Ce contenu a été publié dans Articles / Actualités, Pas encore publié dans le Rayon, Ville de Besançon. Vous pouvez le mettre en favoris avec ce permalien.

9 réponses à Îlot Pasteur : là aussi, c’est le chantier.

  1. saepho dit :

    La cohérence ?
    Que les personnes qui viennent des villages alentours et qui sont limités pour les déplacement puissent se garés facilement.
    Quand vous avez un rendez-vous à 14h, que vous sortez à 14h15 ,et que vous devez ensuite attendre 16h30 un bus pour rentrer chez vous à 17h, alors qu’en voiture, à 14h45, vous êtes rentré, on peut comprendre qu’un certain nombre de personnes puissent être intéressés par la voiture pour s’occuper de faire ensuite bon nombre d’occupations !

    • Adrien dit :

      Il faut voir les choses de façon plus globale. Ta vision est très partielle.

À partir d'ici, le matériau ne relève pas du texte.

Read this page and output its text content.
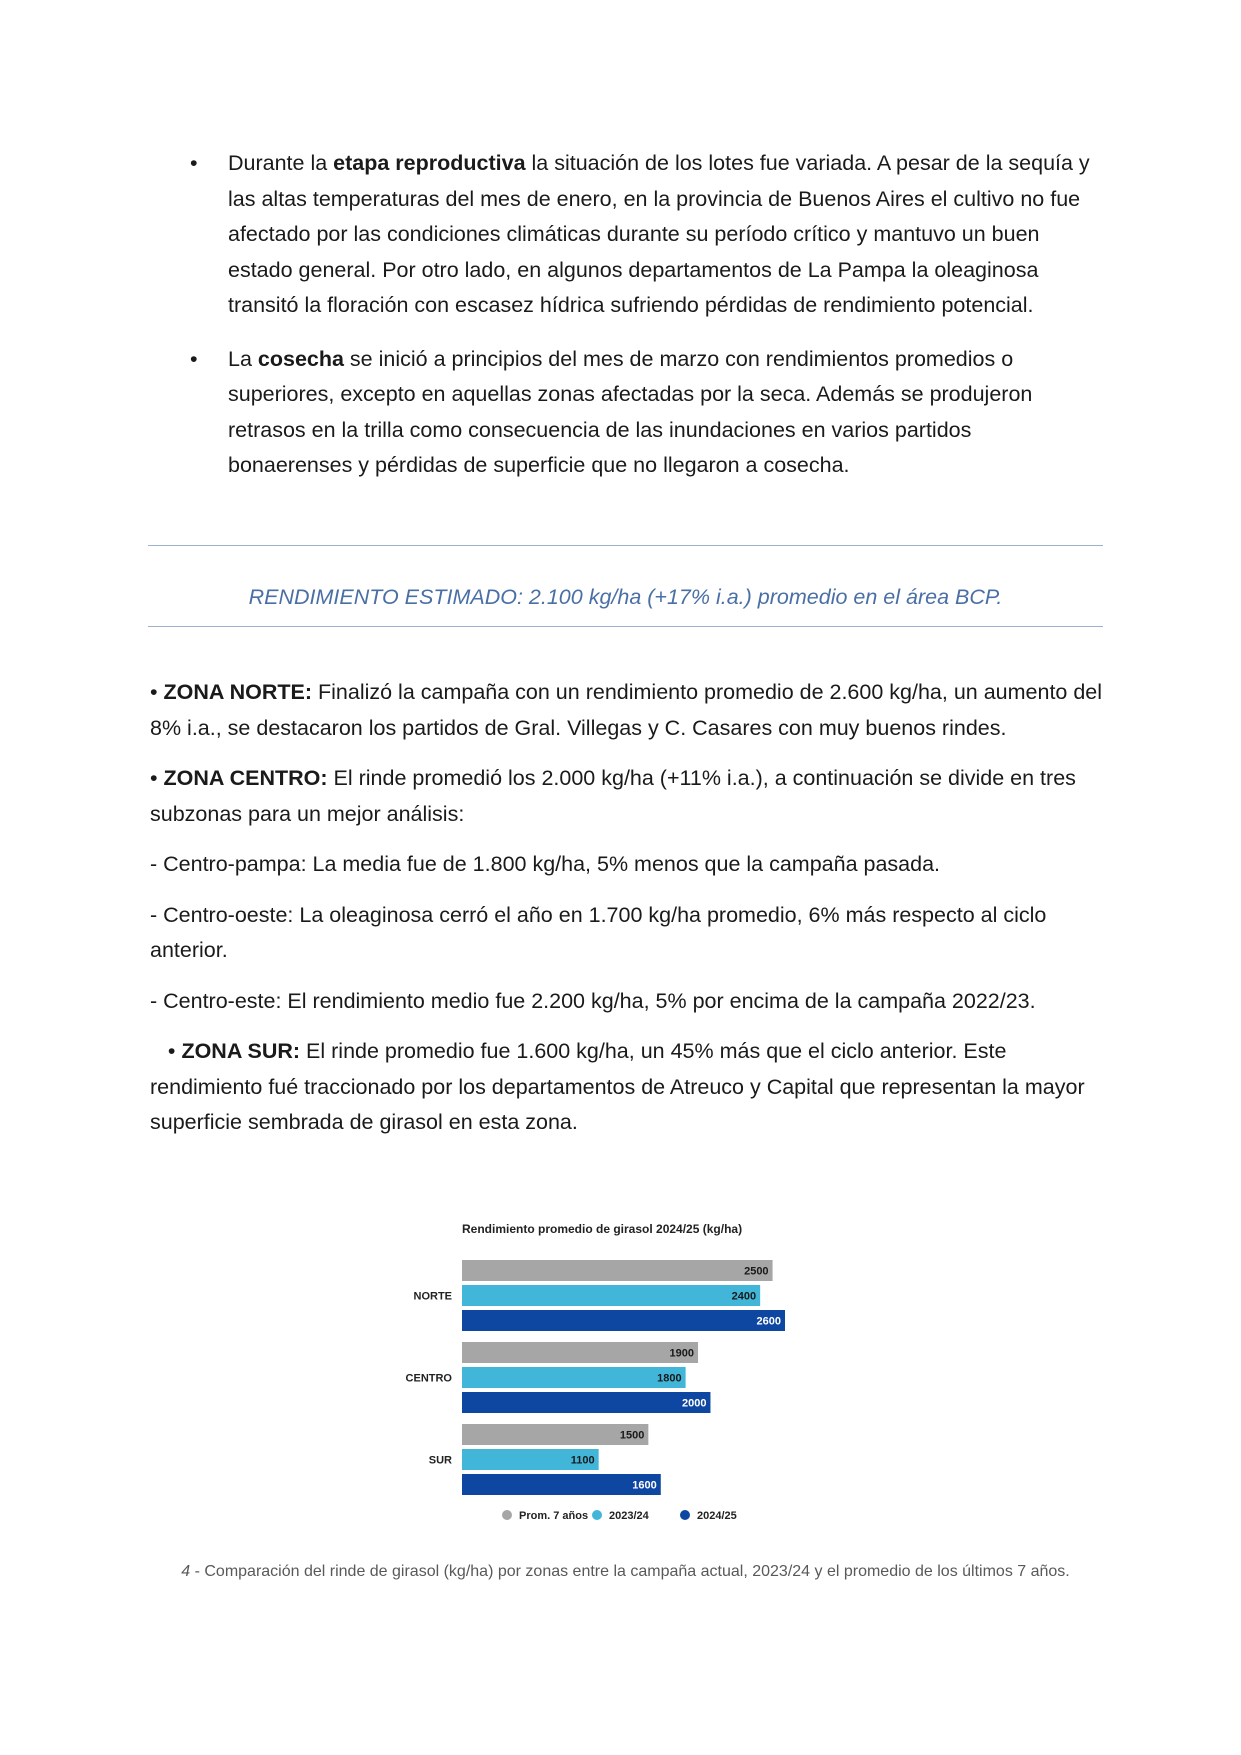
• Durante la etapa reproductiva la situación de los lotes fue variada. A pesar de la sequía y las altas temperaturas del mes de enero, en la provincia de Buenos Aires el cultivo no fue afectado por las condiciones climáticas durante su período crítico y mantuvo un buen estado general. Por otro lado, en algunos departamentos de La Pampa la oleaginosa transitó la floración con escasez hídrica sufriendo pérdidas de rendimiento potencial.
• La cosecha se inició a principios del mes de marzo con rendimientos promedios o superiores, excepto en aquellas zonas afectadas por la seca. Además se produjeron retrasos en la trilla como consecuencia de las inundaciones en varios partidos bonaerenses y pérdidas de superficie que no llegaron a cosecha.
RENDIMIENTO ESTIMADO: 2.100 kg/ha (+17% i.a.) promedio en el área BCP.

• ZONA NORTE: Finalizó la campaña con un rendimiento promedio de 2.600 kg/ha, un aumento del 8% i.a., se destacaron los partidos de Gral. Villegas y C. Casares con muy buenos rindes.

• ZONA CENTRO: El rinde promedió los 2.000 kg/ha (+11% i.a.), a continuación se divide en tres subzonas para un mejor análisis:

- Centro-pampa: La media fue de 1.800 kg/ha, 5% menos que la campaña pasada.

- Centro-oeste: La oleaginosa cerró el año en 1.700 kg/ha promedio, 6% más respecto al ciclo anterior.

- Centro-este: El rendimiento medio fue 2.200 kg/ha, 5% por encima de la campaña 2022/23.

• ZONA SUR: El rinde promedio fue 1.600 kg/ha, un 45% más que el ciclo anterior. Este rendimiento fué traccionado por los departamentos de Atreuco y Capital que representan la mayor superficie sembrada de girasol en esta zona.

Rendimiento promedio de girasol 2024/25 (kg/ha)
NORTE
2500
2400
2600
CENTRO
1900
1800
2000
SUR
1500
1100
1600
Prom. 7 años 2023/24	2024/25
4 - Comparación del rinde de girasol (kg/ha) por zonas entre la campaña actual, 2023/24 y el promedio de los últimos 7 años.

      Tu décris un problème qui est réel, mais estime que ce projet de parking absurde en constitue la solution, alors qu’il ne fait que l’aggraver. C’est démontré depuis longtemps : toute politique favorisant la voiture ne fait qu’aggraver la congestion des villes et, au final, c’est la population qui en fait les frais (y compris les automobilistes, avec les bouchons).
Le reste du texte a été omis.